(Yahoo) When I learned of the news that Pope Benedict XVI was going to become the first pope in six centuries to resign from office, I immediately thought, I wonder what Alex Gibney makes of this? His documentary, Mea Maxima Culpa: Silence in the House of God details the integral role that Benedict, when he was Cardinal Ratzinger, played in investigating the sex-abuse scandals that have rocked the Catholic Church, and, given the ample space that the New York Times devoted to that subject in its report on the resignation, I was left with impression that, behind the scenes, the continuing controversy may have played a part in the Pope’s decision to step down.

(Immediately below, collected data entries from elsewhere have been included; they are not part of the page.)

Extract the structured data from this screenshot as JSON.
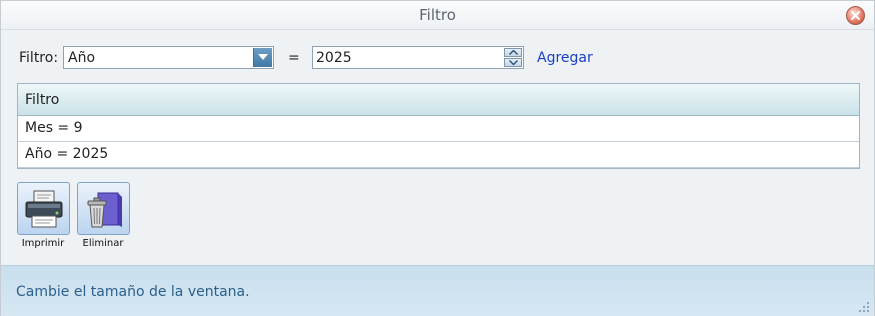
{
  "window": {
    "title": "Filtro"
  },
  "filter": {
    "label": "Filtro:",
    "field_value": "Año",
    "operator": "=",
    "value": "2025",
    "add_label": "Agregar"
  },
  "grid": {
    "header": "Filtro",
    "rows": [
      "Mes = 9",
      "Año = 2025"
    ]
  },
  "toolbar": {
    "print_label": "Imprimir",
    "delete_label": "Eliminar"
  },
  "status": {
    "text": "Cambie el tamaño de la ventana."
  },
  "colors": {
    "link": "#1a3fc4",
    "status_text": "#2b5f8a",
    "status_bg": "#d0e3f0"
  }
}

“I can’t help but think that the sex abuse crisis must have been on his mind,” Gibney emailed back when I asked for his take on the news. “There was no going forward on that issue while he was in office.” The filmmaker added: “I give him credit for resigning. That brought a bit of modernity to the Papacy.”
In announcing that he would resign on Feb. 28, the Pope, who’s 85, indicated that “I have come to the certainty that my strengths, due to an advanced age, are no longer suited to an adequate exercise” of his responsibilities as the head of the Catholic Church. Dealing — or not dealing, as Benedict’s critics have claimed — with the sex-abuse scandals must have been a taxing part of that job. And though the Times did not draw any direct correlation between the controversy and Benedict’s decision to step down, the paper of record did note that, in 2010, outraged critics of the church’s handling of these clerical abuses had called on Benedict to resign.